Allwood admits that it may be naive to expect us to wash our clothes less. However, he says, one answer could be a system of “eco-tagging” to make it clear to the consumer where clothes come from, the kinds of materials used and how they were made. Indeed, just last week Levi’s announced a new range of “green” jeans made entirely using organic materials.

Another option is to persuade the fashion industry to develop more durable clothing, so consumers would be prepared to make garments last longer.

“One option is to persuade the fashion industry to develop more durable clothes, so people make them last longer”

But some remain sceptical. For one thing, washing clothes less flies in the face of decades of marketing by detergent companies. “Consumer campaigns are all very well but for the most part they don’t produce any long-term change in behaviour,” says Paul Johnston of Greenpeace Research Laboratories at the University of Exeter, UK. “It’s got to come from the top. It’s got to be government or industry-led,” he says. That is because typically the most effective way to drive this sort of change is to make such products cheaper, he says – which only comes from within the industry.

If he is right, it could be bad news for proponents of organic cotton. “It’s about 50 per cent more expensive,” says Allwood. What’s more, there is no indication that jeans made from organic cotton will last any longer than an ordinary pair.

Still, switching to organic would be welcomed by many. “Cotton has historically been one of those chemically intensive crops,” says Johnston. The trouble is that relatively few farmers have so far made that move.

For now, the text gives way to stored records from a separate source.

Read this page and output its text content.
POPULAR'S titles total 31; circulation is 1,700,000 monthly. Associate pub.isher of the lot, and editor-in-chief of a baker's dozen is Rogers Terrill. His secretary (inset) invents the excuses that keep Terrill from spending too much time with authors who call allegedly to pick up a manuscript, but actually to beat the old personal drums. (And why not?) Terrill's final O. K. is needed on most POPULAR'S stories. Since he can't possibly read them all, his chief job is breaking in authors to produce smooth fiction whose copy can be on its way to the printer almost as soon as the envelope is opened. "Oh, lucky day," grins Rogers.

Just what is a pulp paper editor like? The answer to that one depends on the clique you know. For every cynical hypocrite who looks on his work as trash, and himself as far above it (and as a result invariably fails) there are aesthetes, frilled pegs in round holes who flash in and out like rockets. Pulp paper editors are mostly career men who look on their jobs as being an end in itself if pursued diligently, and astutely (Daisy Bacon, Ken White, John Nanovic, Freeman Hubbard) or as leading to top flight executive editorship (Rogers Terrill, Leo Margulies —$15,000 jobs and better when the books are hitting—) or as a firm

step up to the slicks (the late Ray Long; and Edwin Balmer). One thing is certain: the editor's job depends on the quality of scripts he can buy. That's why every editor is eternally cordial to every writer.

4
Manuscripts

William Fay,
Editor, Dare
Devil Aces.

Johnston says the question is not just about whether the cotton is organic, however. Sustainability is also an issue: as the report highlights, cotton farming represents a huge drain on water resources.

However, changing to organic cotton would not necessarily mitigate this problem, since organic farming may use just as much water as conventional practices. Just because cotton is organic does not necessarily mean that it is sustainable, says Johnston.